LDA bigrams perplexity: -7.4298109021026075

LDA bigrams coherence score: 0.4626374352486382


## Model assessment

In [49]:
print(f"\nLDA perplexity: {lda_model.log_perplexity(chunk=document_term_matrix, total_docs=None)}")   # a measure of how good the model is. lower the better.
print(f"\nLDA bigrams perplexity: {lda_bigrams_model.log_perplexity(chunk=bigrams_document_term_matrix, total_docs=None)}")   # a measure of how good the model is. lower the better.
print(f"\nLDA coherence score: {coherence_lda}")
print(f"\nLDA bigrams coherence score: {coherence_lda_bigrams}")

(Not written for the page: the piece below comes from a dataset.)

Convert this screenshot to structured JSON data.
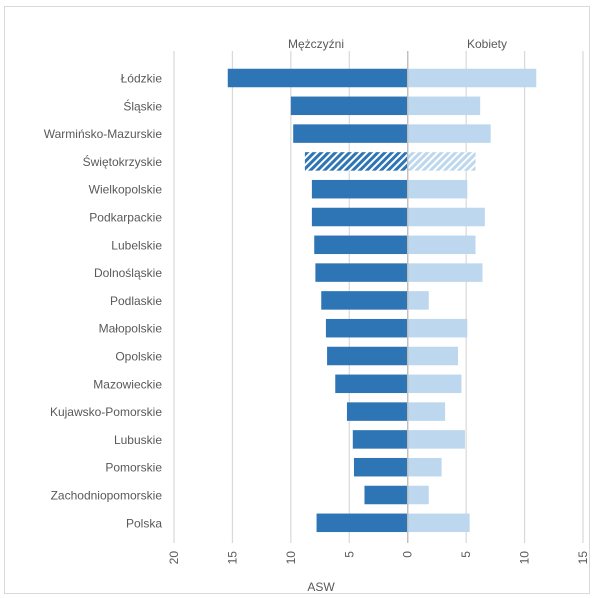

LDA perplexity: -7.22663619971668

LDA bigrams perplexity: -7.429813865596894

LDA coherence score: 0.43499782779343726

LDA bigrams coherence score: 0.4626374352486382


- The two models are similar in terms of perplexity and coherence, although the bigrams model has slightly better scores, meaning that:
    - the bigrams model is very slightly more able to measure the model's ability to predict a held-out word in a document and assess how well words within a topic connect semantically and form meaningful themes.
    - However, the scores for both models are good.